The prospect of Phoo-D’s short ribs braised in porter ale with a maple rosemary glaze meant I needed to pull out a special wine to bounce off the epic flavors. I briefly considered our options and then settled upon this fine Cocodrilo Cabernet Sauvignon. We had our first bottle of this wine last summer with a dry aged ribeye and chimichuri sauce and were blown away by the quality and depth of the wine. I remembered the long flavor with hints of chocolate and tobacco and this seemed like a perfect short rib partner! Cocodrilo is part of the Nativo family of wines from Vina Cobos- Paul Hobbs’ venture in Argentina. From this reasonably priced group, we have also enjoyed the El Felino Malbec. Both wines transcend their price point drinking like a $50+ wine.

Tasting Notes:
In the glass it has a deep color of almost black purple. The nose is huge and pleasing with a hint of blackberry. Some alcohol is apparent. A burst of fruit at the start is followed by a round and concentrated berry flavor through the midpalate. This wine is ripe (but not over-ripe) with a finish just dry enough to keep the fruit in check. The wine is soft enough that it does not overpower the short ribs and the fat in the dish enhances the wine’s supple quality. A fine acidic flourish acts in lieu of dryness to cut the fattiness of the dish.

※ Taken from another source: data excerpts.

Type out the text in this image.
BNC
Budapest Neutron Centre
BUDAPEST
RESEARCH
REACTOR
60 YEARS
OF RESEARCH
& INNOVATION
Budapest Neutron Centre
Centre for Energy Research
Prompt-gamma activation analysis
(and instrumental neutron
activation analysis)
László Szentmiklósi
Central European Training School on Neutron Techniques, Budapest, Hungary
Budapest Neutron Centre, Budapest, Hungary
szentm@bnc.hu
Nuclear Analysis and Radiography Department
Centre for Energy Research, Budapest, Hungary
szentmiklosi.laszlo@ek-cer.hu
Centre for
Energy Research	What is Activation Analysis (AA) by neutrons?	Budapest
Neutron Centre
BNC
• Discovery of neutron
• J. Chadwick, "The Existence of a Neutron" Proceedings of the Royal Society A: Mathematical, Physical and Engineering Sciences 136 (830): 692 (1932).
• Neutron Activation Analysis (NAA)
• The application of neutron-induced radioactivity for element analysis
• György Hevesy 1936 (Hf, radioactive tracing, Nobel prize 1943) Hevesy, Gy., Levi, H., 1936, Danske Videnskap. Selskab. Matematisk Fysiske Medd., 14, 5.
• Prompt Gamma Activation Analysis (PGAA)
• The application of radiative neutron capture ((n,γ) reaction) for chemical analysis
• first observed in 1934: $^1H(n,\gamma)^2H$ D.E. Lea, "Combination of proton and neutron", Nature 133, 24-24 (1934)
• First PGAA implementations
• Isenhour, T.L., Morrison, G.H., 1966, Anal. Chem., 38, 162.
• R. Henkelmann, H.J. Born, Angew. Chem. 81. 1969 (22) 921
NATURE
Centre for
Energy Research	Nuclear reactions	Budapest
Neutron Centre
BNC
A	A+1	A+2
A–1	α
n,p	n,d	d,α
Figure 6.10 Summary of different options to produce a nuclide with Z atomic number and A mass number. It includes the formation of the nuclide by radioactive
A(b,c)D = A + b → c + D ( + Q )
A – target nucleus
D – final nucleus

Typically Cabernet Sauvignon would not be my first choice to serve with short ribs but this wine does not seem typical. I have had other Argentine Cabernets and they seem to drink differently than their North American counterparts: dark, earthy, and slightly smoky. Is this the terroir? The cabs we are accustomed to from California seem to possess more red fruit and therefore don’t seem to go as well with barbecue or the sweetness of short ribs. You should seek out this wine to explore Argentinian Cabernet and all that it can offer for under $20.
Cheers!
Mr. B
P.S. This is one of my favorite wine label designs.